There was a time in our society, and in western society at large, when there was a common understanding of right and wrong and a common agreement as to Who it was that defined right and wrong. While there was always debate on the nature of God, there was a near universal agreement that there was a God and that it was He who made the rules.

It was understood that there were good actions and bad actions, good people and bad people, and there was a way to measure and identify each. All of the realms of human existence and relationships could be assessed in the context a transcendent moral law.

These concepts and ideals are being rejected today. In their place a new morality has arisen, individual in nature and focus. Right and wrong are no longer determined by God or a universal code, but instead by each person for himself. Each man and each woman is in charge of their lives, their destiny and their morality. We each get to decide for ourselves what is right and wrong.

With the idea that each person gets to decide for themselves comes another concept, the idea that no person gets to judge the decisions of anyone else. Asserting the right or ability to judge the actions of another carries with it an undesired consequence, the right of others to judge me, and no one wants this.

Deference and “tolerance” become the order of the day. Think you are a Furry beast? Or that your left leg should be removed? Who am I to question it you? Feel like you are a woman born into a man’s body and want your perfectly normal genitalia removed? I must support your belief without question or be damned as an intolerant bigot.

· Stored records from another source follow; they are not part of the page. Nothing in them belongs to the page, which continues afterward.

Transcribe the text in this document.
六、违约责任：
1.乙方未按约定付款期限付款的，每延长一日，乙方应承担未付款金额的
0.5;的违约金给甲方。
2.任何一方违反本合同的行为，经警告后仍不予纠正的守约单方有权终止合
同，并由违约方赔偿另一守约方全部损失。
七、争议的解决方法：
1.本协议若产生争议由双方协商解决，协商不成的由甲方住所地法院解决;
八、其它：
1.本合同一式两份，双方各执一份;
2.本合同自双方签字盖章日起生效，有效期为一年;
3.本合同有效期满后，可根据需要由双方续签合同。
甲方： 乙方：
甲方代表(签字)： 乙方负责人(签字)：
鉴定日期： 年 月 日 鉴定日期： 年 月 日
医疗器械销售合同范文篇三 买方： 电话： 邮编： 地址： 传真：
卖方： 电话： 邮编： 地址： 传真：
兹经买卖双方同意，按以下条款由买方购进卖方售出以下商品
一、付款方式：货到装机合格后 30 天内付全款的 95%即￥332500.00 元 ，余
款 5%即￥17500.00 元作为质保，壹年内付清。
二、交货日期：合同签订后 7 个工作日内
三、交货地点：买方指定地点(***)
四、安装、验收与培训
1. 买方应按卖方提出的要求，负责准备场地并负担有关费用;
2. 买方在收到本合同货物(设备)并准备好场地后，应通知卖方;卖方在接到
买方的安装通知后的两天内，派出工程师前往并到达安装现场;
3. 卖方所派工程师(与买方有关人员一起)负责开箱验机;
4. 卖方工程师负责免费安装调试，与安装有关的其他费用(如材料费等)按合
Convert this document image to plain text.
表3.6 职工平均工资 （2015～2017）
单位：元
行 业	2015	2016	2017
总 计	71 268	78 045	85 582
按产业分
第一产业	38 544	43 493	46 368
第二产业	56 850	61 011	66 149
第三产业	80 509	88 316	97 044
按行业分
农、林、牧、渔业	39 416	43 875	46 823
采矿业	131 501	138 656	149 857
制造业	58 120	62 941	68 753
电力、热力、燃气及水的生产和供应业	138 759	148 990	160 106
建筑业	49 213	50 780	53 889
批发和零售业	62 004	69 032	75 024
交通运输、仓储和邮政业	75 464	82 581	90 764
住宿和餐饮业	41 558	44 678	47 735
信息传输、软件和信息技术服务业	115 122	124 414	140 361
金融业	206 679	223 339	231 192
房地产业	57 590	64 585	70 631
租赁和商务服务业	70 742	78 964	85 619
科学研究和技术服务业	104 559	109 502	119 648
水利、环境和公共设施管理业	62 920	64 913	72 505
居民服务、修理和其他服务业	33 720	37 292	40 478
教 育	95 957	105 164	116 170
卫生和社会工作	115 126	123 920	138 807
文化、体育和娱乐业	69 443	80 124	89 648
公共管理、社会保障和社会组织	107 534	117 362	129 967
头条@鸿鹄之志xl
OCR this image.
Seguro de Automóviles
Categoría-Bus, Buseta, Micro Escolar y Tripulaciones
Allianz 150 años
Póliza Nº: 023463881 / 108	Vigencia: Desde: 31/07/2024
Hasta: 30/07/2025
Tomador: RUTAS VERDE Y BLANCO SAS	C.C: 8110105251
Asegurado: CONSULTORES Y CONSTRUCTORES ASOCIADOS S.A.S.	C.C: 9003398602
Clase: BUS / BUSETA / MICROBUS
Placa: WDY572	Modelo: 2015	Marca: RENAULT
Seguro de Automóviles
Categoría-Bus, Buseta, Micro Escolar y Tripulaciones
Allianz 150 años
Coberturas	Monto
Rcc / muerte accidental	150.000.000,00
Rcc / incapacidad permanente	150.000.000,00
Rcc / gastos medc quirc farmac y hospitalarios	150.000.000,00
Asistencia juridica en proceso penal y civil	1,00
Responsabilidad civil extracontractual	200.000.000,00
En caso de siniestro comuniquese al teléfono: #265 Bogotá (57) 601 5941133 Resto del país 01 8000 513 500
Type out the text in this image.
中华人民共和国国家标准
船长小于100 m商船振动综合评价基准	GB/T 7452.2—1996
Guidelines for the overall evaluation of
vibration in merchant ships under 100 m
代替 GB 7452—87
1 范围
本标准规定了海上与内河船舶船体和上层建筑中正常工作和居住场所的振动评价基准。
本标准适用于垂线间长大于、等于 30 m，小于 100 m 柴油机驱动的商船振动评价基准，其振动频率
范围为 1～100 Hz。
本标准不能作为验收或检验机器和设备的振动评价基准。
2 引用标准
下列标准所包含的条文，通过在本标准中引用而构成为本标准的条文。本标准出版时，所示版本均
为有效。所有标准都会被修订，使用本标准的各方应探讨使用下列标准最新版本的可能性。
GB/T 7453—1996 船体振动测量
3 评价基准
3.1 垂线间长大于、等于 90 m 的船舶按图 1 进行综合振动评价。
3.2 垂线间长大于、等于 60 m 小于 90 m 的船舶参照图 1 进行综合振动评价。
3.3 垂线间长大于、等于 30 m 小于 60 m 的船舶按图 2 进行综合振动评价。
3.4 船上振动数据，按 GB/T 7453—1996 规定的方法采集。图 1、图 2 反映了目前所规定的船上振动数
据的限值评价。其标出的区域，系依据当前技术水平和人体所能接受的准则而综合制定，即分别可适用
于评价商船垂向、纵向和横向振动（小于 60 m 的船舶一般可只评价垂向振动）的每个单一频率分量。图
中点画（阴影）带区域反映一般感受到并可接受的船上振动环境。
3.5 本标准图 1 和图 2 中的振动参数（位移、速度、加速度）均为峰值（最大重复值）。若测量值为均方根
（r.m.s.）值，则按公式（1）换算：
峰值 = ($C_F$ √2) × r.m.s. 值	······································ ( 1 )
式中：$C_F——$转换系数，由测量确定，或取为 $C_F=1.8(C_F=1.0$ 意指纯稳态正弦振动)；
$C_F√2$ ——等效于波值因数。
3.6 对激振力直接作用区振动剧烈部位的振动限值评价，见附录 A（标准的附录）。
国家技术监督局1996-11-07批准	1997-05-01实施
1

Evidence that we have reached the place where mindless, unquestioning support of the feelings of others is required can be found in the response of the medical community to issues such as transgenderism. Researchers are searching for a medical explanation to the condition, for a biological explanation, for evidence that people are “born this way.”

They forget that being born with something does not make something normal. The vast number of genetic diseases and illnesses speak to this truth. Normal is not defined genetically, but socially. As an extreme example, I doubt that discovering a “Murder gene” would suddenly make homicide acceptable!

So what do we do? How do we respond?

While it is possible that we have reached the point of no return, that society has gone so far over the feelings cliff that reason has been permanently abandoned, I do not believe that absolves me of my personal responsibility. My role remains unchanged. My job is to “speak the truth in love” and accept whatever consequences society decides to hand out.